I doveri terreni, siano essi famigliari, professionali o ci­vici, offrono sempre al credente l'occasione di onorare il suo Signore, se sono assolti con Lui, per Lui, in preghie­ra e con ringraziamento. Tutto ció che non può essere fatto in comunione col Signore e dandogli il posto che gli spetta, è una «contaminazione». Quanto più lo è tutto ciò che occupa una così larga parte della vita di questo mondo, alla ricerca del piacere, della ricchezza, del pre­stigio personale! Il nome di Dio può trovarsi abbinato a queste cose, ma audacemente adoperato «invano»! Non è qui che il credente pio ha il suo posto, né potrà mai trovarsi a suo agio, anche se imbavagliava la sua co­scienza.
«Noi sappiamo che siam da Dio, e che tutto il mondo giace nel maligno» (1 Giov. 5:19).

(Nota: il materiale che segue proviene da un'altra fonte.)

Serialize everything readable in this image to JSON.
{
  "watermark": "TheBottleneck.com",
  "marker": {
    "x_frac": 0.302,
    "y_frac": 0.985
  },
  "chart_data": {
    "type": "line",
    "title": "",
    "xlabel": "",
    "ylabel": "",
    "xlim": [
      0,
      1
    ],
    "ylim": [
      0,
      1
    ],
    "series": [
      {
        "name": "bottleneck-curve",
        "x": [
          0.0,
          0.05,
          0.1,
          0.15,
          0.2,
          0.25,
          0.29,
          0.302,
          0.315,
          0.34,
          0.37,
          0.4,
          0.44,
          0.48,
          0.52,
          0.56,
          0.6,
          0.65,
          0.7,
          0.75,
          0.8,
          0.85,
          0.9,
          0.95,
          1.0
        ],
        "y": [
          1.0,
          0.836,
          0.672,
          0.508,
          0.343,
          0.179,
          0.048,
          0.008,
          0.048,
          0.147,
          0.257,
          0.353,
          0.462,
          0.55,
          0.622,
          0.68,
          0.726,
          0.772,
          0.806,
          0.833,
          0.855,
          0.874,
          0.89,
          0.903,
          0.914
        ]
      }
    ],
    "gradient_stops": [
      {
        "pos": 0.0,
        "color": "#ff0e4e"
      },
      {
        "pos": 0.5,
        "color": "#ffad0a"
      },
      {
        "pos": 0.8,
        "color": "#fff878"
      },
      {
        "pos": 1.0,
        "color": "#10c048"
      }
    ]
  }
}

La vita di Dio si manifesta con la rinuncia «all'empietà e alle mondane concupiscenze»

Per avere un sano giudizio sulle cose abbiamo bisogno della Parola di Dio, lampada al nostro piede, e della pre­ghiera che ci mette in relazione con Dio. Ma esse sono efficaci solo per mezzo dello Spirito Santo, senza il quale si cade nella routine formalistica. Sarebbe insensato co­stringere uno che non ha la vita di Dio ad astenersi dalle cose del mondo; ma se la vita c'è, deve manifestarsi con la rinuncia «all'empietà e alle mondane concupiscenze» (Tito 2:12).
Per noi il problema non sta nel distinguere tra alimenti materiali (Col. 2:21-22, Rom. 14:14, 1 Cor. 10:25) per­ché non siamo sotto la legge. Ma Cristo è morto «affin­ché il comandamento della legge fosse adempiuto in noi, che camminiamo non secondo la carne ma secondo lo Spirito» (Rom. 8:4). Quello che piace alla carne contri­sta lo Spirito; ma il nutrimento spirituale, cioè Cristo stesso, sprezzato dal «vecchio uomo», fa le delizie del «nuovo»; esso dà salute all'anima del credente, mentre le vivande del re lo ripugnano.
L'ipocrisia del mondo ammette che vi siano dei piaceri che degradano, ma nello stesso tempo propone piaceri grossolani, traendo profitto da letteratura e spettacoli im­morali. Ma, altre cose sono proposte al credente; i sensi, l'immaginazione, i sentimenti, l'intelligenza, sono solleci­tati. L'arte, la scienza, la tecnica, il pensiero politico, più che mezzi di evasione servono per piacere a sé stessi e superare gli altri. Adulato ma volto verso le «vanità bu­giarde» il vecchio uomo crede di elevarsi, ma in realtà si innalza contro Dio. Si sforza di coprire la sua nudità, e di stordirsi per non pensare né alla sofferenza né alla morte né all'al di là ed essere felice senza Dio. Le vivande del re sono offerte dallo stesso tentatore che diceva: «Voi sarete come Dio»!

Trasformare il mondo?

Alcuni si illudono di poter piegare poco a poco il mon­do al pensiero di Dio; non è compito nostro. Ci vorrà la verga di ferro del Pastore delle nazioni per ottenere, al­meno, una sottomissione apparente. «Noi siamo di Cristo e Cristo è di Dio»: facciamone una realtà pratica. Rifiuta­re le vivande del re è il segreto per essere il sale della terra e la luce del mondo. La frontiera col mondo sarà sempre «la croce del Signore nostro Gesù Cristo, me­diante la quale il mondo, per me, è stato crocifisso, e io sono stato crocifisso per il mondo» (Gal. 6:14); essa è tracciata nel cuore secondo il posto che Cristo vi oc­cupa.